Watch: Shell targets electric car charging network through ubitricity deal

Shell has bought the UK’s largest public electric vehicle charge-point owner as it positions itself for a shift away from fossil fuel engines.

The FTSE 100 oil and gas producer is paying an undisclosed sum for Ubitricity, founded in Berlin, Germany, which now has more than 2,700 charge points in the UK, more than 13pc of the market.

Ubitricity installs charge points into street furniture such as lamp posts and bollards, so people can charge when they are away from home or do not have a driveway where they can charge overnight.

It is the latest in a series of investments Shell has made in charging points, having bought European charging network New Motion in 2017.

A vehicle is seen charging at an Ubitricity on-street electric vehicle charging point in London
A vehicle is seen charging at an Ubitricity on-street electric vehicle charging point in London

Shell now also has 1,000 charging points installed at about 430 of its retail sites, and has stepped into household power supply with its purchase of First Utility.

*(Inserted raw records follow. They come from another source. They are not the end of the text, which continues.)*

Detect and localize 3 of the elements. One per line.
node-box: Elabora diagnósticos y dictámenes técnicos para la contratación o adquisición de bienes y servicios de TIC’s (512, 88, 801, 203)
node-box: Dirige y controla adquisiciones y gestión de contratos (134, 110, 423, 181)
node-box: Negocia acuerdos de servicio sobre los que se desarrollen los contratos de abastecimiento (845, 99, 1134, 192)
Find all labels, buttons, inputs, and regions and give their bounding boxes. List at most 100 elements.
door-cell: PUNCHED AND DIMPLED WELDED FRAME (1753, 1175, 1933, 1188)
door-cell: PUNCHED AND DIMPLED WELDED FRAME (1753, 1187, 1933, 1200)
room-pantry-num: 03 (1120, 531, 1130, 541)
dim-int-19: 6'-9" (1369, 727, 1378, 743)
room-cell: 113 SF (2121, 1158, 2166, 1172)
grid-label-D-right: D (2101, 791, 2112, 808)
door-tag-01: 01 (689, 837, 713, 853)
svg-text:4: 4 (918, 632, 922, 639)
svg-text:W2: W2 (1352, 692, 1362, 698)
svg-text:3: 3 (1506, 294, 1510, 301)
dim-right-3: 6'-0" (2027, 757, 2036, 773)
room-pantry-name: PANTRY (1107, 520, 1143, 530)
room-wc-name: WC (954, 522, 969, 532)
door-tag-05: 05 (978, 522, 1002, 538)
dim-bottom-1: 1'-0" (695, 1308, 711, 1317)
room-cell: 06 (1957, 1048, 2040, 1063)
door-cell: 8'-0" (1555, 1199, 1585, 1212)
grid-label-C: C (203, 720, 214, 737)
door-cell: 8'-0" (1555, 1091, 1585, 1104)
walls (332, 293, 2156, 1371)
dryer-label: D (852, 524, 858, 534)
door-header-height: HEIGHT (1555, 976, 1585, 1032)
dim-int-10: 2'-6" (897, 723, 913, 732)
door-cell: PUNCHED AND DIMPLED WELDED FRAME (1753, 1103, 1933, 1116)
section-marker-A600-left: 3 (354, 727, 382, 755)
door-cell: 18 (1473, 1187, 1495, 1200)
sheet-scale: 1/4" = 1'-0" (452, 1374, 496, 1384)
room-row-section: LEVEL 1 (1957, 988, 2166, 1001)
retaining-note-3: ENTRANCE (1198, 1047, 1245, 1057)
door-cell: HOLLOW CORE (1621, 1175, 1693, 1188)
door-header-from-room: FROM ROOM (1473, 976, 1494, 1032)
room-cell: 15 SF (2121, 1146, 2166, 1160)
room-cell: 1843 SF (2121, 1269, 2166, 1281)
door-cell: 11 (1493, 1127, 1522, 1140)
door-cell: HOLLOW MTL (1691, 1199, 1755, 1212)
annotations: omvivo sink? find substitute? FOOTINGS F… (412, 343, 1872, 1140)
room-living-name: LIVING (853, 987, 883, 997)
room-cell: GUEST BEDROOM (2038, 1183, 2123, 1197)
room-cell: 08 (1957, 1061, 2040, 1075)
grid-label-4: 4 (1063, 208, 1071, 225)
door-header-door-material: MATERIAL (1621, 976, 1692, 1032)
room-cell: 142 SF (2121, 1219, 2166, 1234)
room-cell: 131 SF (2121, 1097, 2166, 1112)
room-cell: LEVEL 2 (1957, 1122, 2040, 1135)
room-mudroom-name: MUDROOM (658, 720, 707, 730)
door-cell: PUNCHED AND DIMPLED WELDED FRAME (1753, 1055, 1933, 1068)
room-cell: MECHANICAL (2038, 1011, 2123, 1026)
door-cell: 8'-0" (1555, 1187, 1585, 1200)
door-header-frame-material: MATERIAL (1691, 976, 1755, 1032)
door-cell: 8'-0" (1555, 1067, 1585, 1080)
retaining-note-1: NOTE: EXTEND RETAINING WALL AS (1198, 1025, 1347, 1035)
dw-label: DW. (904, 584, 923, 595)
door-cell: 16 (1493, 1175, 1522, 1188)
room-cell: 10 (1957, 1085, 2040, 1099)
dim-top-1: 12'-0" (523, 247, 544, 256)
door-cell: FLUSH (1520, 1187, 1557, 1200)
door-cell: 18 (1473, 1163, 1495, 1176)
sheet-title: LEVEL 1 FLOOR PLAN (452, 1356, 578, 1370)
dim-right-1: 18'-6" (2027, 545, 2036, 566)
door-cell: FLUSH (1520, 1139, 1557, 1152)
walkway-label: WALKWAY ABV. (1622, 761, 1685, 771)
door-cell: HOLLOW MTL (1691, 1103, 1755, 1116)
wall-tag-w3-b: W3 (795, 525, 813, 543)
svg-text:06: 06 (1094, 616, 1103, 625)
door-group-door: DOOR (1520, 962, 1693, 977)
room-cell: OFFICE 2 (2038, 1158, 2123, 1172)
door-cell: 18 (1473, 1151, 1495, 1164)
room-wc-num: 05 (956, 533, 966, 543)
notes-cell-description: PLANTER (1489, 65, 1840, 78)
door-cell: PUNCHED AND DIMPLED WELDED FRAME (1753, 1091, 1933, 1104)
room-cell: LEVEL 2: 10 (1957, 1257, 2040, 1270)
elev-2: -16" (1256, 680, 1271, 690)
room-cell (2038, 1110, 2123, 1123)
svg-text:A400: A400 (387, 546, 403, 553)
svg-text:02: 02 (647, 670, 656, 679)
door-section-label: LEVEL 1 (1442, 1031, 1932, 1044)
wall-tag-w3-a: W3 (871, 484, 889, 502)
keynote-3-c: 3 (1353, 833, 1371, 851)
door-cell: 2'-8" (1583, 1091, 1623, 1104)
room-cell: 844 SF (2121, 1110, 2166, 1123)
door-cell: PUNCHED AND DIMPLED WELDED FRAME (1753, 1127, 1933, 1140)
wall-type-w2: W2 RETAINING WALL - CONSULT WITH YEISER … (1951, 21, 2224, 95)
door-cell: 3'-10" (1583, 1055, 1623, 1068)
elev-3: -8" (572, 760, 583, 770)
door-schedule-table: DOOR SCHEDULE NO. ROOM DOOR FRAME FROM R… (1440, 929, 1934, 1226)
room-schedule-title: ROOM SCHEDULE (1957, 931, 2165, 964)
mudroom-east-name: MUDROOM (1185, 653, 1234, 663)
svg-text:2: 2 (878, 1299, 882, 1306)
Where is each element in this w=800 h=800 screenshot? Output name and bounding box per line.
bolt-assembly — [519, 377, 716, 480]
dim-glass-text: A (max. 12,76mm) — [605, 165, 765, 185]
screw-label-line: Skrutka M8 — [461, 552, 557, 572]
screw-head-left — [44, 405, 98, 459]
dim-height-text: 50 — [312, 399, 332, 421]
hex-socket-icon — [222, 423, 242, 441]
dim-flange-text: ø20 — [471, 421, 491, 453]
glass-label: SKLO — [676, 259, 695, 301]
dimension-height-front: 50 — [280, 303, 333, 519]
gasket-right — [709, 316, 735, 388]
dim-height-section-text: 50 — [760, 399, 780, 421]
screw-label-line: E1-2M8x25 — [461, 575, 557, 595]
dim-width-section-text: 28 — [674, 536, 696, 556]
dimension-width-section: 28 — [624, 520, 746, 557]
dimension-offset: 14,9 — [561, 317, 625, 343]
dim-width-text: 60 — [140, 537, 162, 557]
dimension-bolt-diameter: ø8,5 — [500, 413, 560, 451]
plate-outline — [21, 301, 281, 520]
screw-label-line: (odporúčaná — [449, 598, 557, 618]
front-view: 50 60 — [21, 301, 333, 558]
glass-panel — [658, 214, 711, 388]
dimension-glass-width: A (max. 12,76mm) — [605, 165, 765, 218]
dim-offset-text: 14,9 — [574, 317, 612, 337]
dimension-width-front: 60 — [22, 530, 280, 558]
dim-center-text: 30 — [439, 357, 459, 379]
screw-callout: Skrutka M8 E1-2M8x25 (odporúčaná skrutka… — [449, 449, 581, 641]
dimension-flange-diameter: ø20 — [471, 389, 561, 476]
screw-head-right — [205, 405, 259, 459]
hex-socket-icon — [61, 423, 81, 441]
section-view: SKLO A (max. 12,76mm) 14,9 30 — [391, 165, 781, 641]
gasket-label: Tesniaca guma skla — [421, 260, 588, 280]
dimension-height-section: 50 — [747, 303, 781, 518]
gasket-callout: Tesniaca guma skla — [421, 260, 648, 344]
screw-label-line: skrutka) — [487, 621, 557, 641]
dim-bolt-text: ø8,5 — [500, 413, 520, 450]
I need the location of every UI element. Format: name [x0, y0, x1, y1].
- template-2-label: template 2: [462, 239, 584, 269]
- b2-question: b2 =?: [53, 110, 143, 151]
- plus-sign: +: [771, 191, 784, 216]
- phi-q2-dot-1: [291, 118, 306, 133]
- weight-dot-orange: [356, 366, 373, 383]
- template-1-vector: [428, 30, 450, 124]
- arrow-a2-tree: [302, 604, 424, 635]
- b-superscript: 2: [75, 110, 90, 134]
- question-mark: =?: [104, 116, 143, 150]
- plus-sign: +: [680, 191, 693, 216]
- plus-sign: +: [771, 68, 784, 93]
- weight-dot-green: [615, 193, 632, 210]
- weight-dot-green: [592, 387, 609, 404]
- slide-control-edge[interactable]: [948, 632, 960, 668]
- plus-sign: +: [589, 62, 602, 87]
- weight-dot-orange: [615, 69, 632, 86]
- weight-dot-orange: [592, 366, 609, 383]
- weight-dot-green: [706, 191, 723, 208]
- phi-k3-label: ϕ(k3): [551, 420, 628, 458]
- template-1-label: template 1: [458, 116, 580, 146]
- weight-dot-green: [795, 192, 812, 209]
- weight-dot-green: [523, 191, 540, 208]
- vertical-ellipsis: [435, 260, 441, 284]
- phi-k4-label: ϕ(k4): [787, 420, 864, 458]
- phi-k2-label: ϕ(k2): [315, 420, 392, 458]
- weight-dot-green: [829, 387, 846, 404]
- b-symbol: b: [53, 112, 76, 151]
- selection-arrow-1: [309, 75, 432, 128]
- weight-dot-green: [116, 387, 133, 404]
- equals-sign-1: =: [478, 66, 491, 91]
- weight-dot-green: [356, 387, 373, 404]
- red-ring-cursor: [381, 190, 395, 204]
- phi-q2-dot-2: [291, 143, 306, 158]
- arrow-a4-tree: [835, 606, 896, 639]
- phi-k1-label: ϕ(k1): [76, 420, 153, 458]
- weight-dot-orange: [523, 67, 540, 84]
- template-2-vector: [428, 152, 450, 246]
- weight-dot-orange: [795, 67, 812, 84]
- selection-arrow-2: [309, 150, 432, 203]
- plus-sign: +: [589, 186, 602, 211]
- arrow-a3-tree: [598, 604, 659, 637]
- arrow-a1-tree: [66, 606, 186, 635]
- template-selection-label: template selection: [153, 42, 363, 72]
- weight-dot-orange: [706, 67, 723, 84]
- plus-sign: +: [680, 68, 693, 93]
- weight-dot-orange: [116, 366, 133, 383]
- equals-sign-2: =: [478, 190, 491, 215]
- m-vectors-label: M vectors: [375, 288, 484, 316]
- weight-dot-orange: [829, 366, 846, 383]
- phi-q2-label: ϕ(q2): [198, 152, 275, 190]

Sales of new pure combustion engine vehicles are to be banned in the UK from 2030, and there is a major push to develop the infrastructure needed to cope with the rise in electric cars.

István Kapitány, executive vice president of Shell Global Mobility, said: "We want to support the growing number of Shell customers who want to switch to an EV by making it as convenient as possible for them.

"On-street options such as the lamp post charging offered by Ubitricity will be key for those who live and work in cities or have limited access to off-street parking.”

Markets Hub - Royal Dutch Shell PLC
Markets Hub - Royal Dutch Shell PLC

Lex Hartman, Ubitricity’s chief executive, said its equipment made "charging easy and accessible for everyone who needs it".

Like other oil majors, Shell is grappling with how to adapt to societies' efforts to cut reliance on fossil fuels.

It is investing in wind power, hydrogen, carbon capture and other low carbon technologies, but is under pressure from some investors and campaigners to go further.

Ben van Beurden, chief executive, will give more details on the company's strategy in February.